2 Responses to “random theories for a Sunday afternoon”

  1. jrau says:

    There is a lot of good science fiction that touches on these topics. The theory about the plants evolving to kill us is a new one to me, though. The closest thing to this in sci-fi that I’m aware of is Frank Herbert’s The Green Brain. I think the premise is that sometime in the future, mankind’s proficiency at killing off crop-eating insects finally forces them to evolve a form of collective consciousness to allow them to fight back in their own defense. It sounds interesting, but Frank Herbert’s early works were often fairly mediocre, so I haven’t read it out of fear that it might suck.
    The machine-conscious thing is so interesting. Based on your observations above, would you define a “conscious” machine as one that could independently select and process the data of its choice, rather than being limited to processing only that data provided to it by humans?
    Frank Herbert and Vernor Vinge seem to have a pretty mechanistic view of consciousness. One theory they seem to share is that consciousness is limited only by available processing power. Humans are limited to a certain level of consciousness by the processing power of their brains; computers are limited by the amount of processing power in their CPUs. The idea is that if you created a machine or being with the ability to continually add to its own processing power, its awareness would increase exponentially. Both of these writers have penned sci-fi stories this idea; in Herbert’s Destination Void and Vinge’s Fire Upon the Deep, humans manage to create mechanical artificial intelligences only to watch helplessly as said intelligence expands, usually within just a few seconds, until it has attained godlike levels of awareness.
    Anyway, maybe some fun reading for you.

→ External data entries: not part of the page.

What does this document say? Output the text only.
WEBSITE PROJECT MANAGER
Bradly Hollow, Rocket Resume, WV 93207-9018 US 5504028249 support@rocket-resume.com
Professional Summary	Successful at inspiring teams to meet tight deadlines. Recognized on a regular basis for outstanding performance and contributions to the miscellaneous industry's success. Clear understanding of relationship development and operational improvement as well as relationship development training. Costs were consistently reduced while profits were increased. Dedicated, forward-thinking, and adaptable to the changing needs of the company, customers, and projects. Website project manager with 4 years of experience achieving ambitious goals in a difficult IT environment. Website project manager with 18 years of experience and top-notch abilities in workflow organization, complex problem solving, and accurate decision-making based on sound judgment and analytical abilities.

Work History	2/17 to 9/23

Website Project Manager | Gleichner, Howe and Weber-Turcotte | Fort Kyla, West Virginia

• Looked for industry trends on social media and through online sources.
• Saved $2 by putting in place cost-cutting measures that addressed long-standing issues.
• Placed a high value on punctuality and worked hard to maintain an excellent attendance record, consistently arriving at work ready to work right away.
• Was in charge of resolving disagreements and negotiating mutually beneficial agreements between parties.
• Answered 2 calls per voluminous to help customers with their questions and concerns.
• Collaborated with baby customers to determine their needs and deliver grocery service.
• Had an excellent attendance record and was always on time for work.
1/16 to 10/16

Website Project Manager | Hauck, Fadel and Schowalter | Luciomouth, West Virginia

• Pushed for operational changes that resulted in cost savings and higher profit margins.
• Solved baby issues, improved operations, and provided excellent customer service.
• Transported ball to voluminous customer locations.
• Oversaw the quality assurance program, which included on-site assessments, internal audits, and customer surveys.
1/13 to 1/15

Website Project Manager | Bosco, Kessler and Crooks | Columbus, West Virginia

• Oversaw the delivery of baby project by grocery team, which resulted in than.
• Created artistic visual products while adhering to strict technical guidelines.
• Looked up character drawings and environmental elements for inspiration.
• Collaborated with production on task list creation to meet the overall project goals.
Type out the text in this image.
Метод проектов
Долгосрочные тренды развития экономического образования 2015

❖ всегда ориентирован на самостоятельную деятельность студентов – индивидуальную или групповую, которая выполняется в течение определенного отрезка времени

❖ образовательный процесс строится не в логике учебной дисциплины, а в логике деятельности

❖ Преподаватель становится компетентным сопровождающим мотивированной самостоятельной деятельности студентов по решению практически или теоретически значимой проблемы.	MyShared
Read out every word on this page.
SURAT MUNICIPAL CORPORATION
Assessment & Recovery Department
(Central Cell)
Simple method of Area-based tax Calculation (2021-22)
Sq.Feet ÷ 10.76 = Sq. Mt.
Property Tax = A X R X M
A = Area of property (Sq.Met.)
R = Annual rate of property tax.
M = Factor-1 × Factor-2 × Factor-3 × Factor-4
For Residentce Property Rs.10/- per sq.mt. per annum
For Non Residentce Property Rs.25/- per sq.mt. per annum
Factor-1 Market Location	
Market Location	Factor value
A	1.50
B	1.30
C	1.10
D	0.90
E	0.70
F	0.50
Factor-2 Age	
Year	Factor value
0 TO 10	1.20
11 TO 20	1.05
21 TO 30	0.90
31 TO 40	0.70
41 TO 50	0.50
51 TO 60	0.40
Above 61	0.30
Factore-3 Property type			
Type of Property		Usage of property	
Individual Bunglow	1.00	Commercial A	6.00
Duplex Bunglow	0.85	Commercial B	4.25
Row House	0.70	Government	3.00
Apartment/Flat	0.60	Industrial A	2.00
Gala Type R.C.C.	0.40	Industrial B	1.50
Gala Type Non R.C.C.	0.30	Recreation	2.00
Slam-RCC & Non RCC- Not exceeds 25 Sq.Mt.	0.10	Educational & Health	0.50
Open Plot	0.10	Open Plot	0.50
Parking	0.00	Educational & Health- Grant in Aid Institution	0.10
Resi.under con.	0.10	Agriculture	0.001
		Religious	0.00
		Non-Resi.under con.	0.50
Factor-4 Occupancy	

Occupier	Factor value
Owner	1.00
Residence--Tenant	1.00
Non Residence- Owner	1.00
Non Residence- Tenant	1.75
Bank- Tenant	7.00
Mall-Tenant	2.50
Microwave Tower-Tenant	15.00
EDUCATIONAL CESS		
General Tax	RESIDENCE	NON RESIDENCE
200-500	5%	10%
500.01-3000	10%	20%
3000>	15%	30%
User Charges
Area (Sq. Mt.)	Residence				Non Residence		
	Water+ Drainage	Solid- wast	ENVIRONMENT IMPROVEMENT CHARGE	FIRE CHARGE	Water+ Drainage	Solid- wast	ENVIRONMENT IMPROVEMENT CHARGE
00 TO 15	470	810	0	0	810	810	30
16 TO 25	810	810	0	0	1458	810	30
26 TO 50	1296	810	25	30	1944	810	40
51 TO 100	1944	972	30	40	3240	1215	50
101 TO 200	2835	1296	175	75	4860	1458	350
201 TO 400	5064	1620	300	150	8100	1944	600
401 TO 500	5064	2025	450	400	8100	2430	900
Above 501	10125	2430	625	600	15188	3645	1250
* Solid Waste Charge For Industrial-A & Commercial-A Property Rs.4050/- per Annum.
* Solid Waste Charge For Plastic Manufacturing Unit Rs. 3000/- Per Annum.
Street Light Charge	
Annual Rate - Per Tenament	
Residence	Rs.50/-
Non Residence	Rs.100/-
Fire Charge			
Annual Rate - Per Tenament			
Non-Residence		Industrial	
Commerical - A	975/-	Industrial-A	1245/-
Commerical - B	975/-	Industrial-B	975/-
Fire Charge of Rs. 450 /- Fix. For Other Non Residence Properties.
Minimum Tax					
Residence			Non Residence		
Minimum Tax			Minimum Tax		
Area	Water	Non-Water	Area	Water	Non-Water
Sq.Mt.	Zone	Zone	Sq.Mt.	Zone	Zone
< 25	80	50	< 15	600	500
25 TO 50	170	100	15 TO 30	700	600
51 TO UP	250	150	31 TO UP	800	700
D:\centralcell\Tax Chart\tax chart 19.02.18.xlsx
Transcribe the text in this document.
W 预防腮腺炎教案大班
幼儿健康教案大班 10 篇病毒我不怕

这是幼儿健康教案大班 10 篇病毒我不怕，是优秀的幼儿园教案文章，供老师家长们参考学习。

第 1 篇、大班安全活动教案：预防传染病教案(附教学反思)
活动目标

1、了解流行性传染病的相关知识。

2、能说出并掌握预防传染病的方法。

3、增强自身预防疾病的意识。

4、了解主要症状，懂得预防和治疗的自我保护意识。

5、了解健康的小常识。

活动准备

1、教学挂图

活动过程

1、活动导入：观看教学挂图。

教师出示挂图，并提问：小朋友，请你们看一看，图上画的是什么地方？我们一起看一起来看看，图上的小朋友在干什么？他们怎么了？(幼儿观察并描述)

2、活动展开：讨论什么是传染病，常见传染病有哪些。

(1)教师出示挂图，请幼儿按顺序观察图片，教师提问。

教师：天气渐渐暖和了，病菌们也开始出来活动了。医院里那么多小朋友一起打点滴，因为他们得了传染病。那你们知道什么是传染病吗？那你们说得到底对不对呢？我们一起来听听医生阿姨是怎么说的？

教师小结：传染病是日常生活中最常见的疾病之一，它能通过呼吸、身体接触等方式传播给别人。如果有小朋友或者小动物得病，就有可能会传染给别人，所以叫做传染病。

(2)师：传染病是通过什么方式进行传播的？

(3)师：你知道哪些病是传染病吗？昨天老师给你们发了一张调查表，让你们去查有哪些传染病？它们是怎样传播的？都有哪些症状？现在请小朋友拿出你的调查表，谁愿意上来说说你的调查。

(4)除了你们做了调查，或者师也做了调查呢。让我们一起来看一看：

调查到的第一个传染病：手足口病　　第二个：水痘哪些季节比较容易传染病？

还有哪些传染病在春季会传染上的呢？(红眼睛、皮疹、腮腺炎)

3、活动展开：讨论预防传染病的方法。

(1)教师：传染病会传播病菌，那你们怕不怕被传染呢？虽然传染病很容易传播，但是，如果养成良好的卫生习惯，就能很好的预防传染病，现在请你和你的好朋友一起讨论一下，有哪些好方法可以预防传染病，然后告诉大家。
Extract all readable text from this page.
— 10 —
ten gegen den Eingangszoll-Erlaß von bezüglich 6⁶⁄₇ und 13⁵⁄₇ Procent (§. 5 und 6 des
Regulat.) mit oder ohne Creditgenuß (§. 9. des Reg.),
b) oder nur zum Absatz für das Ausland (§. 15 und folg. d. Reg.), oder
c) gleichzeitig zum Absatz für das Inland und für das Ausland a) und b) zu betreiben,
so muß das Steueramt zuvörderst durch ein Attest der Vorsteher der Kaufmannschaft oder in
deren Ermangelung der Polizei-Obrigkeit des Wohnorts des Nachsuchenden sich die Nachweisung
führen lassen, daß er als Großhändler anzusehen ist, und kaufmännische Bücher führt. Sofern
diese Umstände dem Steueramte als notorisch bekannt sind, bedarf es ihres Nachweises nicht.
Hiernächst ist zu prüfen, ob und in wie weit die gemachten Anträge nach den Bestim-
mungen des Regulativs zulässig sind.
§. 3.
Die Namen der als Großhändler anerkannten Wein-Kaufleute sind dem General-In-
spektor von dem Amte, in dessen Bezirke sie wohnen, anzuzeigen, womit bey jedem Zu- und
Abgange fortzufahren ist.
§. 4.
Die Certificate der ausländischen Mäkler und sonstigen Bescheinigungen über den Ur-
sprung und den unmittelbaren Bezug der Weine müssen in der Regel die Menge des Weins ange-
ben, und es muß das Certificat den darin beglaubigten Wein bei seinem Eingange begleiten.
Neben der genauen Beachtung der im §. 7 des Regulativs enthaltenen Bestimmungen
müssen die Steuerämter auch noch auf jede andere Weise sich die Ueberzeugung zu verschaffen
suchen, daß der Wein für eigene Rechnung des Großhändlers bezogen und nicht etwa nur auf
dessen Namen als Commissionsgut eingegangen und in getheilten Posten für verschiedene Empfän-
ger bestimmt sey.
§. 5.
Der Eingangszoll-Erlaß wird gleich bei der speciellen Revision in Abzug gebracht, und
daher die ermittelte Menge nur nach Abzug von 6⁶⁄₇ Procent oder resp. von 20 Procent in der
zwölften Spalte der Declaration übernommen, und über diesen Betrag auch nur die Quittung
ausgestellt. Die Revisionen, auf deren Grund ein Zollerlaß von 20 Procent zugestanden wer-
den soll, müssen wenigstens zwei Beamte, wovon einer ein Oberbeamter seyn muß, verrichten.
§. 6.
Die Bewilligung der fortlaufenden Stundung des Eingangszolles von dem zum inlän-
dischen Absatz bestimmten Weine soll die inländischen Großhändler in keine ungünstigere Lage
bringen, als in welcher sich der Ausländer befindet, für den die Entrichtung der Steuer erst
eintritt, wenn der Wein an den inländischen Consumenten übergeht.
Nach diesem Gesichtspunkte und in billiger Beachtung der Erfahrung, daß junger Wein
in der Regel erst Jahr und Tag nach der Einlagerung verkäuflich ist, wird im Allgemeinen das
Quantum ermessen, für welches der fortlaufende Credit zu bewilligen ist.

These books are all out on the living room bookshelf if you ever want to take a peak at them 🙂

  2. joel says:

    It’s been awhile since my Philosophy of Mind or my AI classes at Calvin, but one theory that seems popular amongst some philosophers is that of an emergent conciousness. That is, humans can’t *create* consciousness in a machine, but if we can create a sufficiently complex system (one as complex as, say, the human brain), then perhaps a consciousness will emerge on its own. Of course, for that to be the case, you would have to buy into the whole emergent consiousness theory, which would mean you’re rejecting the idea that we are imbued with a consciousness by some external influence. Unless you think that this external influence finds sufficiently complex systems, and then imbues them with consciousness.
    So, the point is that you need to make a positronic brain that is attractive enough to God that he decides to bestow consciousness in it. Hopefully, it won’t then kill all humans and take over the world.